With that, Joanna came around to her side of the table and gave her a hug.
* * *
When she was alone again, Marti thought about the arms with hands, about the hand they had found in the woods, fingers protruding from the leaves, curved as if it was beckoning her, whispering from its shallow grave, asking her to find out who it belonged to and how it had gotten there. They knew so little. Would they ever know anything more? What was she missing? How would she ever connect a hand with a chip of paint under the fingernail and a finger with traces of metallic silver to any of them? And, if she did, would that bring her any closer to identifying the more recent two, even though all four had traces of arsenic?
She reached into the box of puzzle pieces and began turning over the ones with the colored side down. The orange of one tree’s leaves caught her eye, then the maroon of another, then the white wisp of smoke from a chimney. Soon this puzzle would be completed. She might never find enough of the pieces to the others.
* * *
Sharon sat on the balcony and looked up at the stars. They were on the ninth floor and a cool wind blew in from the ocean. She tried not to think about how high up they were. The railing was only waist high. She was afraid to go close enough to it to see how secure it was.
“Here we are,” DeVonte said. He put glasses, a bottle of Chevas Regal, and some soda water on the small table. Heavy-handed, he put more liquor in her drink than she wanted. She didn’t say anything.
“To us.” He raised his drink in a toast.
“To us.” Us. At last. Us. Wait until she got back to Lincoln Prairie and Frank found out. To make it even sweeter, DeVonte was a financial advisor and loaded. Not that that was why she’d married him, but it beat the hell out of marrying another loser. They were going to look at houses in Lake Forest when they got back. Too bad she couldn’t invite Frank to the housewarming.
“You’re miles away,” DeVonte said.
“No, not really.”
“Let me refresh that.” He took her glass before she could protest and topped it off with Chevas. “Drink up.”

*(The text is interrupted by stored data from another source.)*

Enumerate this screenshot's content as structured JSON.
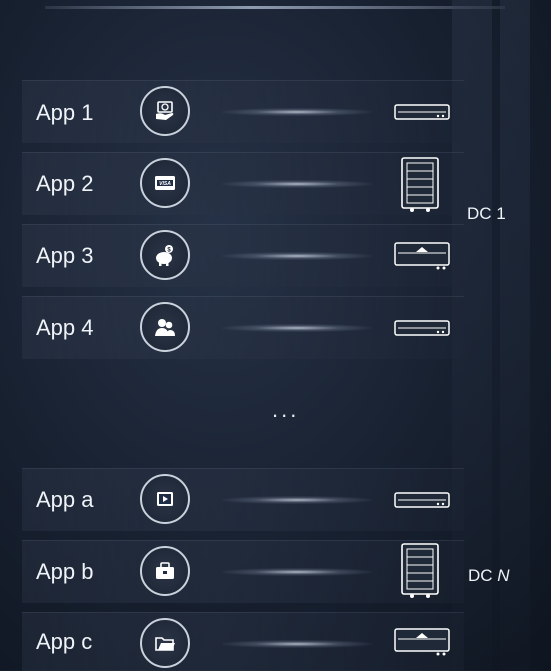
{
  "apps_group_1": [
    "App 1",
    "App 2",
    "App 3",
    "App 4"
  ],
  "apps_group_2": [
    "App a",
    "App b",
    "App c"
  ],
  "ellipsis": "...",
  "dc1": {
    "label": "DC 1"
  },
  "dcN": {
    "prefix": "DC ",
    "suffix": "N"
  },
  "icons": [
    "money-hand-icon",
    "credit-card-icon",
    "piggy-bank-icon",
    "users-icon",
    "video-icon",
    "briefcase-icon",
    "folder-icon"
  ],
  "card_text": "VISA",
  "colors": {
    "background": "#17202f",
    "text": "#f0f3f8",
    "icon_ring": "#c9d1dc"
  }
}
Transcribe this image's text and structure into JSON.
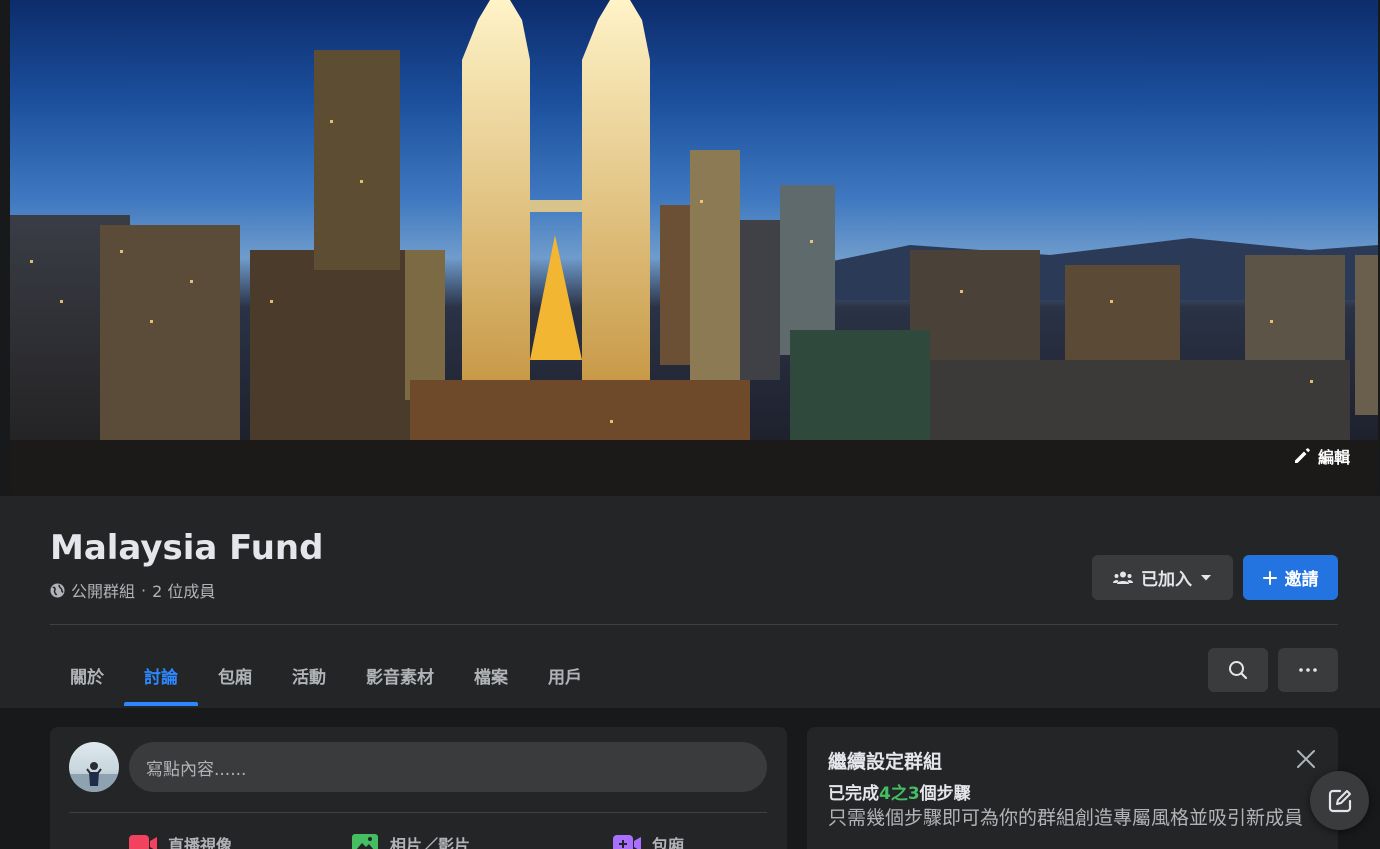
{
  "cover": {
    "edit_label": "編輯"
  },
  "group": {
    "name": "Malaysia Fund",
    "privacy": "公開群組",
    "separator": "·",
    "members": "2 位成員"
  },
  "actions": {
    "joined_label": "已加入",
    "invite_label": "邀請"
  },
  "tabs": [
    {
      "label": "關於"
    },
    {
      "label": "討論",
      "active": true
    },
    {
      "label": "包廂"
    },
    {
      "label": "活動"
    },
    {
      "label": "影音素材"
    },
    {
      "label": "檔案"
    },
    {
      "label": "用戶"
    }
  ],
  "composer": {
    "placeholder": "寫點內容......",
    "actions": [
      {
        "label": "直播視像",
        "icon": "live-video-icon",
        "color": "#f3425f"
      },
      {
        "label": "相片／影片",
        "icon": "photo-video-icon",
        "color": "#45bd62"
      },
      {
        "label": "包廂",
        "icon": "room-icon",
        "color": "#a970ff"
      }
    ]
  },
  "setup": {
    "title": "繼續設定群組",
    "progress_prefix": "已完成",
    "progress_count": "4之3",
    "progress_suffix": "個步驟",
    "description": "只需幾個步驟即可為你的群組創造專屬風格並吸引新成員"
  },
  "colors": {
    "accent": "#2d88ff",
    "invite_bg": "#2374e1",
    "progress_green": "#45bd62"
  }
}
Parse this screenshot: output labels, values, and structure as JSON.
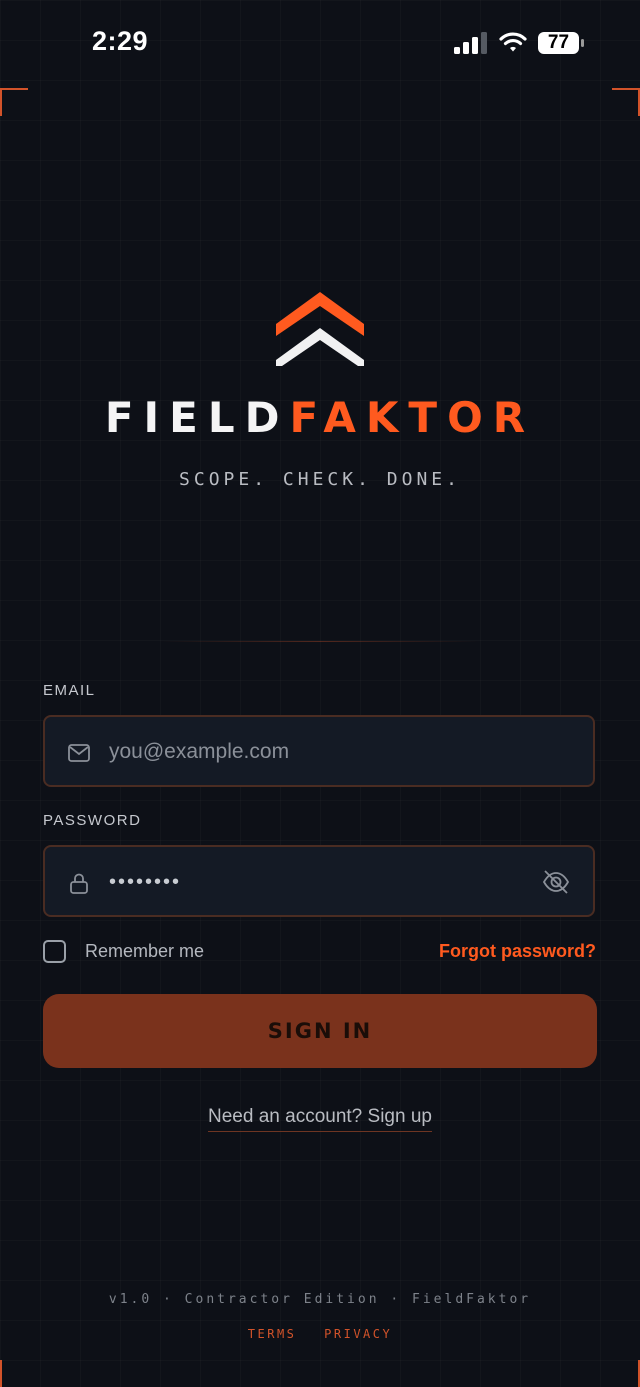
{
  "status_bar": {
    "time": "2:29",
    "battery_level": "77",
    "signal_bars_active": 3,
    "signal_bars_total": 4
  },
  "brand": {
    "name_part1": "FIELD",
    "name_part2": "FAKTOR",
    "tagline": "SCOPE. CHECK. DONE.",
    "accent_color": "#ff5a1f",
    "logo_icon": "double-chevron-up-icon"
  },
  "login_form": {
    "email_label": "EMAIL",
    "email_placeholder": "you@example.com",
    "email_value": "",
    "email_icon": "mail-icon",
    "password_label": "PASSWORD",
    "password_value": "••••••••",
    "password_icon": "lock-icon",
    "password_toggle_icon": "eye-off-icon",
    "remember_me_label": "Remember me",
    "remember_me_checked": false,
    "forgot_password_label": "Forgot password?",
    "sign_in_label": "SIGN IN",
    "sign_up_prompt": "Need an account? Sign up"
  },
  "footer": {
    "version_line": "v1.0 · Contractor Edition · FieldFaktor",
    "terms_label": "TERMS",
    "privacy_label": "PRIVACY"
  }
}
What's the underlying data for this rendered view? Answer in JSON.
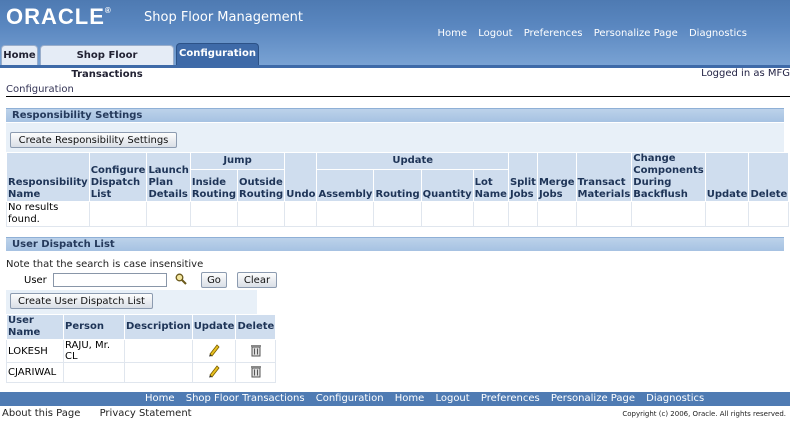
{
  "brand": {
    "logo": "ORACLE",
    "app_name": "Shop Floor Management"
  },
  "global_links": [
    "Home",
    "Logout",
    "Preferences",
    "Personalize Page",
    "Diagnostics"
  ],
  "tabs": [
    {
      "label": "Home"
    },
    {
      "label": "Shop Floor Transactions"
    },
    {
      "label": "Configuration"
    }
  ],
  "logged_in": "Logged in as  MFG",
  "page_title": "Configuration",
  "responsibility": {
    "section_title": "Responsibility Settings",
    "create_button": "Create Responsibility Settings",
    "group_jump": "Jump",
    "group_update": "Update",
    "cols": {
      "resp_name": "Responsibility Name",
      "configure_dispatch": "Configure Dispatch List",
      "launch_plan": "Launch Plan Details",
      "inside_routing": "Inside Routing",
      "outside_routing": "Outside Routing",
      "undo": "Undo",
      "assembly": "Assembly",
      "routing": "Routing",
      "quantity": "Quantity",
      "lot_name": "Lot Name",
      "split_jobs": "Split Jobs",
      "merge_jobs": "Merge Jobs",
      "transact_materials": "Transact Materials",
      "change_components": "Change Components During Backflush",
      "update": "Update",
      "delete": "Delete"
    },
    "empty_text": "No results found."
  },
  "dispatch": {
    "section_title": "User Dispatch List",
    "note": "Note that the search is case insensitive",
    "user_label": "User",
    "user_value": "",
    "go_button": "Go",
    "clear_button": "Clear",
    "create_button": "Create User Dispatch List",
    "cols": {
      "user_name": "User Name",
      "person": "Person",
      "description": "Description",
      "update": "Update",
      "delete": "Delete"
    },
    "rows": [
      {
        "user_name": "LOKESH",
        "person": "RAJU, Mr. CL",
        "description": ""
      },
      {
        "user_name": "CJARIWAL",
        "person": "",
        "description": ""
      }
    ]
  },
  "footer": {
    "links": [
      "Home",
      "Shop Floor Transactions",
      "Configuration",
      "Home",
      "Logout",
      "Preferences",
      "Personalize Page",
      "Diagnostics"
    ],
    "about": "About this Page",
    "privacy": "Privacy Statement",
    "copyright": "Copyright (c) 2006, Oracle. All rights reserved."
  }
}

She gulped down half a glass. It burned all the way to her stomach. She hadn’t eaten much for dinner. She hadn’t eaten much all day. DeVonte had made a few remarks about women being fat who didn’t look fat to her at all. With her lack of height, she was going to have to be careful. She didn’t ever want him to say that about her.
“Tomorrow we sail to the Bahamas,” he said. “Just wait. The condo is in the middle of nowhere. I got in on the ground floor on one of the few places on the island where they are just beginning to develop. We’ll have enough privacy to make love on the beach in broad daylight, and we’ll be within fifty feet of the water. You’ll love it. More open space than some of the islands. Not too much of the tourist stuff, and we can avoid what there is. We’ll rent a boat. Maybe we’ll buy one. I’ve been meaning to. I love to sail.”
Sharon listened with a mixture of pleasure and anxiety. Ocean, boat, she didn’t like either. But she would learn to enjoy them, be less afraid. They were going to be so happy together. She would learn to enjoy all the things he liked to do. DeVonte topped her glass again. He raised his in another toast.
“Listen,” he said.
She could hear the sound of the incoming tide as waves crashed against the shore.
“Here. Come look. It’s incredible.”
He went to the railing. She shook her head.
“Oh, come on, Sharon, look. It’s beautiful.”
She stood and he grabbed her hand. When she reached the railing and looked down, she felt dizzy.
“Whoa,” DeVonte said, as she leaned against him. “Here.” He put his arm around her. She was safe. With DeVonte she would always be safe. She lifted her lips to his and they kissed.